2-2. その他の在留資格(経営・管理ビザが必要)

「技術・人文知識・国際業務」や「留学」などの就労制限のある在留資格を持っている場合、会社を登記すること自体はできますが、原則、その会社を経営することはできません。経営者になるには「経営・管理ビザ」の取得が必要です。

もともと持っているビザで認められる業務を超えて不適切な活動を行った場合、不法就労とみなされる可能性がありますので、十分な確認と準備が重要です。

3. 経営・管理ビザとはどのようなものか?

「経営・管理ビザ」は、会社を経営したり、支店長などの管理職として外国人が日本で働くための在留資格です。ビザを取るには一定の条件を満たさなければなりません。

3-1. 主な取得条件

(1) 事業所があること

・会社の住所として登記するだけでは不十分。実際にオフィスがあることが必要
・自宅を兼ねる場合は、玄関が別、使用空間が分離されているなど明確な区分けが求められる

(2) 資本金500万円以上、または常勤職員2名以上の雇用

・出資金として500万円を準備できるのが原則
・500万円の用意が難しい場合、日本人など在留資格に問題のない常勤職員を2名雇用すれば代替可能

(3) 継続性・安定性のある事業計画

・入管に提出する事業計画書には、利益の見込みや契約予定先などを明記し、実現性・継続性を示す必要がある

3-2. ビザ取得の手順

1.事業所(オフィス)の確保
2.会社設立登記の完了(司法書士が支援)
3.税務署などへの開業届提出
4.入管で経営・管理ビザを申請

提出書類には、登記事項証明書、賃貸契約書、資本金払込証明、事業計画書、給与関連資料などが含まれます。

4. 経営者でなくても経営・管理ビザが必要なケース

外国人が会社の取締役や支店長として関わる場合でも、実務的には経営判断を行う立場であれば「経営・管理ビザ」が必要です。その際は次の要件が求められます。

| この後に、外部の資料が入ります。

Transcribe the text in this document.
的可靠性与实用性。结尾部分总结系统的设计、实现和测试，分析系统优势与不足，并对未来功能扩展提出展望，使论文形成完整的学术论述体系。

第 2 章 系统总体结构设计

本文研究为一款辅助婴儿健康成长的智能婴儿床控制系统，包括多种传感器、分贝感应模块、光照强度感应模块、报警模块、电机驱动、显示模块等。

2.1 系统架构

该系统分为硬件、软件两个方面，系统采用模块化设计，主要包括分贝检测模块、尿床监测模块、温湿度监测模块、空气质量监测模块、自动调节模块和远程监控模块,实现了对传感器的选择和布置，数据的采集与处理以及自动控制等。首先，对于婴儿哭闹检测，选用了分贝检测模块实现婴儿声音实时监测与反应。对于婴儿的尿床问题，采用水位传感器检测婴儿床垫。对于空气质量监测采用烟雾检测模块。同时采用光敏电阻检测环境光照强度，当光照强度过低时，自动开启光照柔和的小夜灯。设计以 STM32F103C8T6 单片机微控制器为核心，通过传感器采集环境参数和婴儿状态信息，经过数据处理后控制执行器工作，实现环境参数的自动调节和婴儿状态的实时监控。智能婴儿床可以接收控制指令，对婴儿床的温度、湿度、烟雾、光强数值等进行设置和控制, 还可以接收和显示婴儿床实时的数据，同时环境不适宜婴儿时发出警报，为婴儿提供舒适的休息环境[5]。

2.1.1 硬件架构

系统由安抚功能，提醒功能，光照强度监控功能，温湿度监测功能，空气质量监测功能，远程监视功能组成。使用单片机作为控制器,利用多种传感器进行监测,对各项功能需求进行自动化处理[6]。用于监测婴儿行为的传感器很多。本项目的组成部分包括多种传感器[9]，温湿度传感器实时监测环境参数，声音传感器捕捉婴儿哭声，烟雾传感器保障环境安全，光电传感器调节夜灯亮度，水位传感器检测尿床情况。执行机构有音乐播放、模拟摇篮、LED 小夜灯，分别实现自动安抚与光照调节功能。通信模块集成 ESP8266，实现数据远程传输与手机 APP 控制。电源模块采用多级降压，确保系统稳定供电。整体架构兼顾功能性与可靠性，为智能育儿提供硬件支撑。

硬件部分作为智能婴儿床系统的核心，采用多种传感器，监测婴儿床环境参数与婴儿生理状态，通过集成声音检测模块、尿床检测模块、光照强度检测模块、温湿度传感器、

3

・経営・管理分野で3年以上の実務経験(大学院での専攻も含まれる)
・同種業務に従事する日本人と同等以上の給与を受ける

例えば、「技術ビザで来日していたが、支店長になることになった」などの場合には、ビザの変更手続きが必要になります。

5. 司法書士・行政書士として支援する際のポイント

「外国人が発起人」という時点で、まずその方の在留資格の種類を確認することが大切です。

5-1.会社設立の際に気を付けたいポイント

設立だけして、ビザが取れないケースを避けるために、経営・管理ビザが必要な場合、ビザを専門とする行政書士などと連携し、事前にビザ申請要件を満たす事業計画や体制を整えるようにしましょう。ビザの種類によっては、登記後すぐに経営できないことを説明することも肝要です。

定款の目的欄が曖昧でビザ申請が通らないケースを防ぐため、事業内容の文言に注意する必要があります。

5-2. 名義貸しや形式的設立はリスク大

外国人が実質経営しているのに、日本人名義で設立して形式だけ整えるケースは、入管から厳しくチェックされます。虚偽申請とみなされると、その後のビザ取得にも悪影響があることは知識として覚えておきましょう。

6. まとめ

今回の記事のポイントは下記の通りです。

  • 国籍にかかわらず、外国人も会社を設立できる
  • 永住者や定住者などの在留資格があれば、経営にも問題なく関われる
  • その他の在留資格では、経営者になるためには「経営・管理ビザ」が必要
  • 経営者ではなく管理職として関わる場合でも、実務経験などの条件がある

今後、外国人の会社設立案件は増えることが予想されます。ビザについては行政書士の専門分野ですが、司法書士が最低限の知識を持っておくことで、クライアントへの提案力と信頼性が大きく向上します。いざ実務で対応することになって慌てないためにも、今回の基本的な「経営・管理ビザ」の要点は押さえておきましょう。